The posterior approach is then used to identify the tail of the pancreas. The pancreas is dissected to expose the renal veins and they are divided. The posterior approach is less likely to injure the pancreas.
If the tail of the pancreas is resected, a linear stapler with vascular load should be used.
The splenic bed does not need to be drained unless hemostasis is not satisfactory.
POSTOPERATIVE CARE FOR SPLENECTOMY
Nasogastric suction is used to prevent dilation of the stomach, which could disrupt the sutures on the gastric vessels. There may be a prolonged ileus that is typical for patients with a major debulking operation. Anemia with hematocrit (Hct) below 25 should be treated with transfusion. Fluid shifts are normal since most patients will have several liters of ascites removed. This leads to a low albumin and low urinary output. Conservative use of crystalloid and more reliance on blood products has been our policy. This will avoid fluid overload and pulmonary edema. Enoxaparin should be withheld until the Hct is stable.

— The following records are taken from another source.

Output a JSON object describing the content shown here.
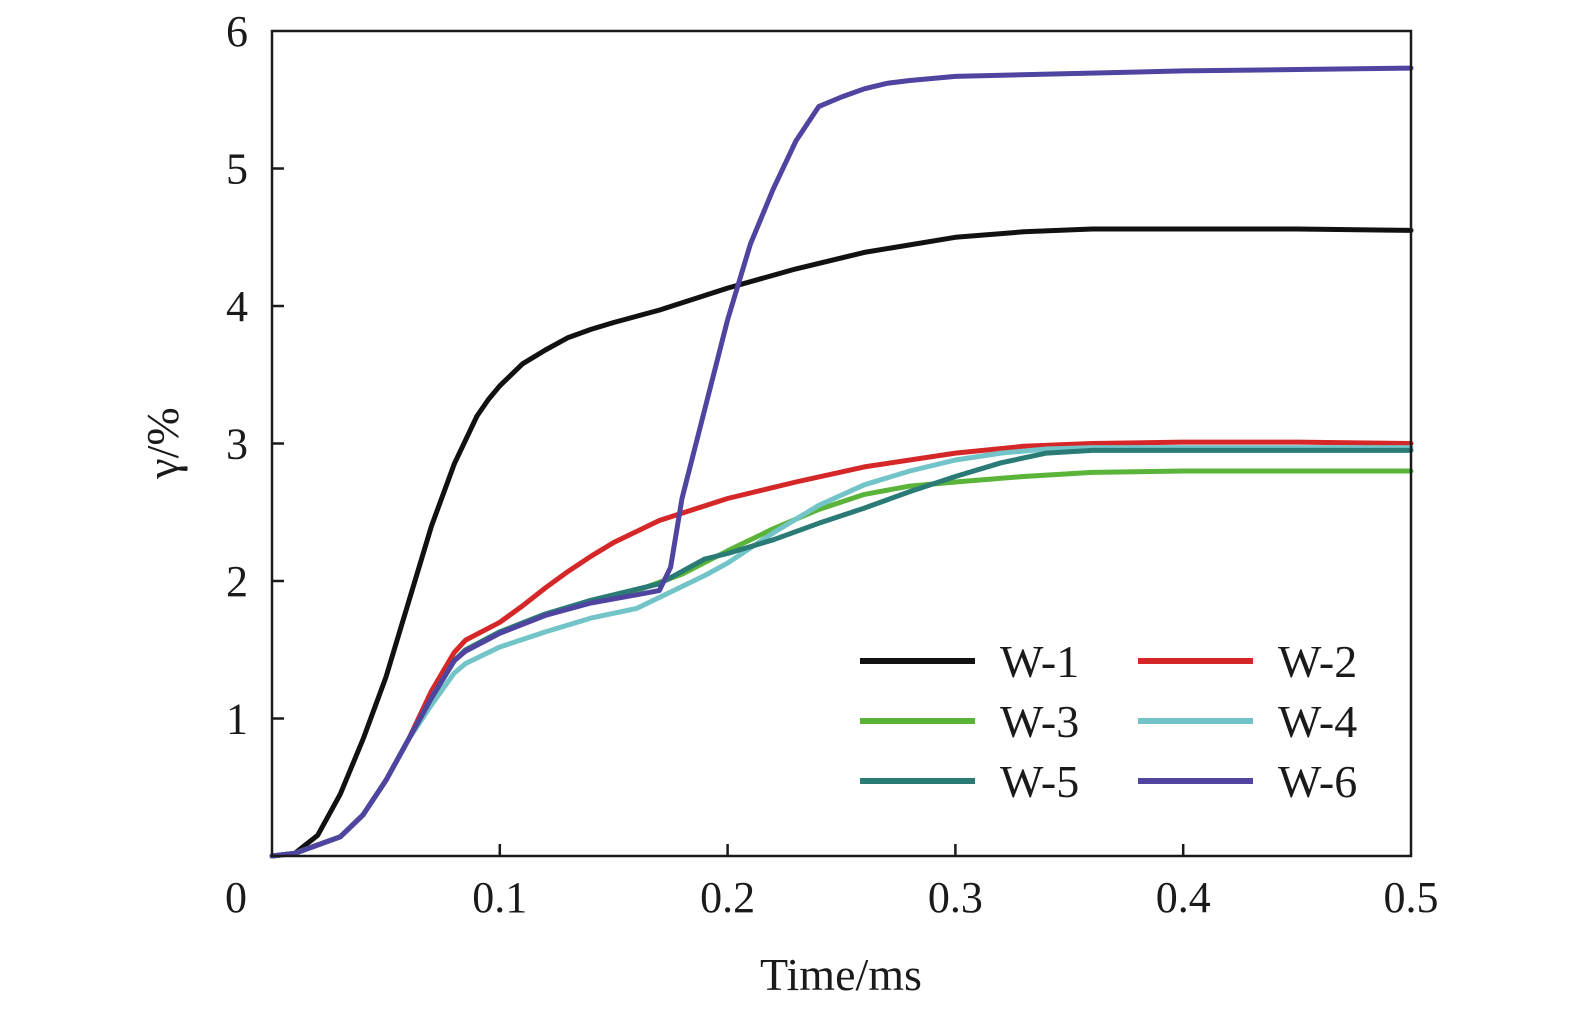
{
  "chart_data": {
    "type": "line",
    "xlabel": "Time/ms",
    "ylabel": "γ/%",
    "xlim": [
      0,
      0.5
    ],
    "ylim": [
      0,
      6
    ],
    "x_ticks": [
      0,
      0.1,
      0.2,
      0.3,
      0.4,
      0.5
    ],
    "x_tick_labels": [
      "0",
      "0.1",
      "0.2",
      "0.3",
      "0.4",
      "0.5"
    ],
    "y_ticks": [
      1,
      2,
      3,
      4,
      5,
      6
    ],
    "y_tick_labels": [
      "1",
      "2",
      "3",
      "4",
      "5",
      "6"
    ],
    "grid": false,
    "legend_position": "bottom-right",
    "series": [
      {
        "name": "W-1",
        "color": "#111111",
        "x": [
          0,
          0.01,
          0.02,
          0.03,
          0.04,
          0.05,
          0.06,
          0.07,
          0.08,
          0.09,
          0.095,
          0.1,
          0.11,
          0.12,
          0.13,
          0.14,
          0.15,
          0.17,
          0.2,
          0.23,
          0.26,
          0.3,
          0.33,
          0.36,
          0.4,
          0.45,
          0.5
        ],
        "y": [
          0,
          0.02,
          0.15,
          0.45,
          0.85,
          1.3,
          1.85,
          2.4,
          2.85,
          3.2,
          3.32,
          3.42,
          3.58,
          3.68,
          3.77,
          3.83,
          3.88,
          3.97,
          4.13,
          4.27,
          4.39,
          4.5,
          4.54,
          4.56,
          4.56,
          4.56,
          4.55
        ]
      },
      {
        "name": "W-2",
        "color": "#d62728",
        "x": [
          0,
          0.01,
          0.02,
          0.03,
          0.04,
          0.05,
          0.06,
          0.07,
          0.08,
          0.085,
          0.1,
          0.11,
          0.12,
          0.13,
          0.14,
          0.15,
          0.17,
          0.2,
          0.23,
          0.26,
          0.3,
          0.33,
          0.36,
          0.4,
          0.45,
          0.5
        ],
        "y": [
          0,
          0.02,
          0.08,
          0.14,
          0.3,
          0.55,
          0.85,
          1.2,
          1.48,
          1.57,
          1.7,
          1.82,
          1.95,
          2.07,
          2.18,
          2.28,
          2.44,
          2.6,
          2.72,
          2.83,
          2.93,
          2.98,
          3.0,
          3.01,
          3.01,
          3.0
        ]
      },
      {
        "name": "W-3",
        "color": "#5ab43a",
        "x": [
          0,
          0.01,
          0.02,
          0.03,
          0.04,
          0.05,
          0.06,
          0.07,
          0.08,
          0.085,
          0.1,
          0.12,
          0.14,
          0.16,
          0.18,
          0.2,
          0.22,
          0.24,
          0.26,
          0.28,
          0.3,
          0.33,
          0.36,
          0.4,
          0.45,
          0.5
        ],
        "y": [
          0,
          0.02,
          0.08,
          0.14,
          0.3,
          0.55,
          0.85,
          1.15,
          1.42,
          1.5,
          1.63,
          1.76,
          1.85,
          1.93,
          2.05,
          2.22,
          2.38,
          2.52,
          2.63,
          2.69,
          2.72,
          2.76,
          2.79,
          2.8,
          2.8,
          2.8
        ]
      },
      {
        "name": "W-4",
        "color": "#72c4c8",
        "x": [
          0,
          0.01,
          0.02,
          0.03,
          0.04,
          0.05,
          0.06,
          0.07,
          0.08,
          0.085,
          0.1,
          0.12,
          0.14,
          0.16,
          0.17,
          0.18,
          0.19,
          0.2,
          0.22,
          0.24,
          0.26,
          0.28,
          0.3,
          0.32,
          0.34,
          0.36,
          0.4,
          0.45,
          0.5
        ],
        "y": [
          0,
          0.02,
          0.08,
          0.14,
          0.3,
          0.55,
          0.85,
          1.1,
          1.33,
          1.4,
          1.52,
          1.63,
          1.73,
          1.8,
          1.88,
          1.96,
          2.04,
          2.13,
          2.35,
          2.55,
          2.7,
          2.8,
          2.88,
          2.93,
          2.96,
          2.97,
          2.97,
          2.97,
          2.97
        ]
      },
      {
        "name": "W-5",
        "color": "#2a7a76",
        "x": [
          0,
          0.01,
          0.02,
          0.03,
          0.04,
          0.05,
          0.06,
          0.07,
          0.08,
          0.085,
          0.1,
          0.12,
          0.14,
          0.16,
          0.17,
          0.18,
          0.19,
          0.2,
          0.22,
          0.24,
          0.26,
          0.28,
          0.3,
          0.32,
          0.34,
          0.36,
          0.4,
          0.45,
          0.5
        ],
        "y": [
          0,
          0.02,
          0.08,
          0.14,
          0.3,
          0.55,
          0.85,
          1.15,
          1.42,
          1.5,
          1.63,
          1.76,
          1.86,
          1.94,
          1.98,
          2.07,
          2.16,
          2.2,
          2.3,
          2.42,
          2.53,
          2.65,
          2.76,
          2.86,
          2.93,
          2.95,
          2.95,
          2.95,
          2.95
        ]
      },
      {
        "name": "W-6",
        "color": "#4f44a0",
        "x": [
          0,
          0.01,
          0.02,
          0.03,
          0.04,
          0.05,
          0.06,
          0.07,
          0.08,
          0.085,
          0.1,
          0.12,
          0.14,
          0.16,
          0.17,
          0.175,
          0.18,
          0.19,
          0.2,
          0.21,
          0.22,
          0.23,
          0.24,
          0.25,
          0.26,
          0.27,
          0.28,
          0.3,
          0.35,
          0.4,
          0.45,
          0.5
        ],
        "y": [
          0,
          0.02,
          0.08,
          0.14,
          0.3,
          0.55,
          0.85,
          1.15,
          1.42,
          1.49,
          1.62,
          1.75,
          1.84,
          1.9,
          1.93,
          2.1,
          2.6,
          3.25,
          3.9,
          4.45,
          4.85,
          5.2,
          5.45,
          5.52,
          5.58,
          5.62,
          5.64,
          5.67,
          5.69,
          5.71,
          5.72,
          5.73
        ]
      }
    ]
  }
}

COMPLICATIONS FOR SPLENECTOMY
Pleural effusion, atelectasis of the left lung, pneumonia, hemorrhage, and splenic vein thrombosis have been reported. A subphrenic abscess is most likely the result of injury to the stomach or the colonic at the splenic flexure. Pancreatic fistula or pseudocyst has been reported in 27% of patients. The rate was decreased to 4% when a polyethylene glycolic felt with fibrin sealant was placed. Postsplenectomy syndrome leads to a hypercoagulable state with a rise in platelets above 750,000 and increase in clotting risk. Monitoring platelets daily will identify the problem. Sepsis due to pneumococcus may occur. For this reason, patients should be given pneumococcal vaccine. Meningococcal and Haemophilus influenza vaccines are also recommended.
PROCEDURES AND TECHNIQUES
PART 2: Laparotomy with Diaphragm Stripping and Resection (Video 26.1, Part 2)
Liver mobilization
Liver mobilization is performed by dividing the round ligament (umbilical vein remnant) and the falciform ligament (Tech Fig. 26.3A). The leaves of the falciform ligament diverge as they approach the diaphragm, forming the superior margin of the coronary ligament (Tech Fig. 26.3B).